I can't wait for a photo manager with some kind of AI that goes through the pictures I've taken myself and offers them based on "feel good vibes", "eerie", "cozy" and so on, and learning what I like as it goes.

Apple please?

Google Photos has some AI tied into it- it tries to autotag photos into categories like "selfies" and "concerts" and "Christmas" (to name a few at random) and it isn't completely perfect, but not horrible.

Not so useful for me, since I don't care to upload my entire photo collection to Google. Something like this that either works offline or can progressively tag photos and insert those tags in a format Lightroom could read would be awfully useful.

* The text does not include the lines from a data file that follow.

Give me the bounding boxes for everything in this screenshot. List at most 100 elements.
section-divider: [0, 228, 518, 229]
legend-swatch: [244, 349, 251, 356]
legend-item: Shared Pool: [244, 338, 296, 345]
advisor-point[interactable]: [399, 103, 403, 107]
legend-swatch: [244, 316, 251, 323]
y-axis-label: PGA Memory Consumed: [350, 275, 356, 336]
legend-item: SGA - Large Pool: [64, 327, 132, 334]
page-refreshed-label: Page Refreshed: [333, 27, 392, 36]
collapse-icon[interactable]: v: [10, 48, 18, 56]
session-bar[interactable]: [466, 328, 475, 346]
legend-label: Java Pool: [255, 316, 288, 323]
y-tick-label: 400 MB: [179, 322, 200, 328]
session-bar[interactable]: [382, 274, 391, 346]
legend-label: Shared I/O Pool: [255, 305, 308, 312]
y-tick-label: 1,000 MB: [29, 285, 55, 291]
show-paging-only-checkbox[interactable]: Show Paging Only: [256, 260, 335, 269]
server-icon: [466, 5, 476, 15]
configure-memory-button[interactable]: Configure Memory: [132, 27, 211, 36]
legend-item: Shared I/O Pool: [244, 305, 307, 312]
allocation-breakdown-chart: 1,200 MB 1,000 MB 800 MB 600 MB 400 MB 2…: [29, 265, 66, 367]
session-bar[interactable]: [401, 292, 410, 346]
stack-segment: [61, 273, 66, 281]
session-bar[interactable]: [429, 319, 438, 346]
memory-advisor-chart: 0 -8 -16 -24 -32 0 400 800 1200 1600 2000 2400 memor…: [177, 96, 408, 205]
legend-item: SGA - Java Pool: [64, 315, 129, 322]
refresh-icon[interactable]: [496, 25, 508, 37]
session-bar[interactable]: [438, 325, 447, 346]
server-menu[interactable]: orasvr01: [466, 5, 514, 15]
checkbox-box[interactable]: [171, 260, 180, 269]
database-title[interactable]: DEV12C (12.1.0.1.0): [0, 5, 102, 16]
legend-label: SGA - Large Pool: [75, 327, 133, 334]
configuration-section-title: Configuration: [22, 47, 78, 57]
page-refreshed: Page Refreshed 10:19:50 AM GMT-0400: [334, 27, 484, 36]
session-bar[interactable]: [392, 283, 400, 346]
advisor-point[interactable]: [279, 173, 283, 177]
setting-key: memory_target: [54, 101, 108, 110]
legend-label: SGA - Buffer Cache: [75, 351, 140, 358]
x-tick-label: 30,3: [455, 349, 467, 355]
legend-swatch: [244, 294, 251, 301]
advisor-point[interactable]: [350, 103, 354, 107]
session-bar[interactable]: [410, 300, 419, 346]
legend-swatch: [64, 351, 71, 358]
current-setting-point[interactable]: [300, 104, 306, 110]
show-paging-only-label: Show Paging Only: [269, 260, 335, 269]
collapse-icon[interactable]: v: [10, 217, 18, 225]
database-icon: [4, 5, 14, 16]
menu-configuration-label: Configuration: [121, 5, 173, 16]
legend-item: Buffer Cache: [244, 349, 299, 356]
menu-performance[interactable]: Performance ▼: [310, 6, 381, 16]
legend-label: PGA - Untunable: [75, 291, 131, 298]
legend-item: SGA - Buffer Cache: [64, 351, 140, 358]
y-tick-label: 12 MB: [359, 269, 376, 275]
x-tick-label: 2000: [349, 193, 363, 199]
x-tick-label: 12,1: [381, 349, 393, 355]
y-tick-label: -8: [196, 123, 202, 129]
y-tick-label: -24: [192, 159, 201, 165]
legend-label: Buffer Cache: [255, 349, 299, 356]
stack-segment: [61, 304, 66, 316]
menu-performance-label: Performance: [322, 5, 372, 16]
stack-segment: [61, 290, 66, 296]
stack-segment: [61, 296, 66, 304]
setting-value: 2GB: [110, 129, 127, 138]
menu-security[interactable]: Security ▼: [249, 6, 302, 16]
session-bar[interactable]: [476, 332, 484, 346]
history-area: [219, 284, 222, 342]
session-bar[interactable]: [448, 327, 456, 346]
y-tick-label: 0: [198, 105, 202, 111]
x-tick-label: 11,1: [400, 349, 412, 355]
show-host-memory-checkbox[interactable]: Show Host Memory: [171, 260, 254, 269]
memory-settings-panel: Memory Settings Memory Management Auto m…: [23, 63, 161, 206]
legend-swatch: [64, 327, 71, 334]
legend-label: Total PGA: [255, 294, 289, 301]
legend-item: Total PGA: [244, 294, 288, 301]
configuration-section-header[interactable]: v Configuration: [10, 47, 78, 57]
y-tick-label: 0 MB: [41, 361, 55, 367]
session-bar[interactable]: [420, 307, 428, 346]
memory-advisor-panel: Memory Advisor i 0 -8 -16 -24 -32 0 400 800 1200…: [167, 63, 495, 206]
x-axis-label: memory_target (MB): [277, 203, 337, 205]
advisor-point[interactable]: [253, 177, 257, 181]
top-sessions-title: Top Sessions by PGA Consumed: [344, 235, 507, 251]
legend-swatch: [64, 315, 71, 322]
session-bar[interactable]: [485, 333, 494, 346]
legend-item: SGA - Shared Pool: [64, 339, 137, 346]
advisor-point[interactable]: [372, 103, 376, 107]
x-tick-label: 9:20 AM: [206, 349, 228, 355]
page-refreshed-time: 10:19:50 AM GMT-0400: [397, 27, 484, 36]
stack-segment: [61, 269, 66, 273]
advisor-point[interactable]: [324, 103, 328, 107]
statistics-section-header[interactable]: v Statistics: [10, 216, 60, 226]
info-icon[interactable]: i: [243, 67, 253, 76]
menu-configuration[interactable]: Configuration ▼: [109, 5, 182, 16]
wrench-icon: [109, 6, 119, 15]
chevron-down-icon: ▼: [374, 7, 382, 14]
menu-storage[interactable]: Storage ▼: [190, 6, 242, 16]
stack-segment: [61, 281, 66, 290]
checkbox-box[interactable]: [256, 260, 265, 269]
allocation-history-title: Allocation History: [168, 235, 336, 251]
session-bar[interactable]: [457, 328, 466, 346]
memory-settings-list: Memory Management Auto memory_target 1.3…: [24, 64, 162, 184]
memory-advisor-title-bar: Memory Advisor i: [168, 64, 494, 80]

And yet, have you seen the 4k content out there? Breaking Bad was awesome, but is that really better in 4k than, say BSG or Planet Earth? I bought a 4k TV to use as a monitor several months back and started researching content - Most of it is eyebrow-raising, to say the least. I remember when 720/1080 were first introduced, there was an expected dearth of content, but at least what was out there was worth high-def (flyovers of tourist destinations, PBS nature documentaries, etc). For example - Here's some of Netflix's offerings in 4k:

  Series:
  House of Cards
  Marco Polo
  Breaking Bad
  The Blacklist

  Movies and Documentaries
  Smurfs 2
  Philadelphia
  Jerry Macguire
  Crouching Tiger, Hidden Dragon
  Oceans (documentary)
  Forests (documentary)
  Flowers (documentary)
Edit:formatting
Right. Did you know that DVD's still outsell BluRay's?
Maybe consumers only see the hard resolution as a differentiator and they're both 1080? Maybe BluRay has some uncomfortable restriction.

Either way it's the content producers and publishers' job to create more higher-quality and make consumers aware of it and make it easier for them consume it.

In this Age of YouTube, some of us can play our part by recording (as some recent phones/tablets can) and uploading in 4K. Design wallpapers in 4K. Even just seeing the higher resolution in the list of available options will increase awareness and pique more people to try a 4K display out.

While we're at it, let's make 10-bit/channel content more common too, now that the latest Macs and iPads have 10-bit displays. Anime fansubbers have already been producing 10-bit videos for a while.

Yes that's an important point. There are diminishing returns with better resolutions. Twice the resolution doesn't mean it appears twice as good, and at higher resolutions it can even be hard to tell. At some point you exceed the resolution of the human eye and ear.

But I think storage space still matters on mobile. I haven't come close to filling up my laptop after 4 years of use, but I have to be careful about putting stuff on my iPod. Still it can store dozens of hours of audio, so it's not the biggest issue.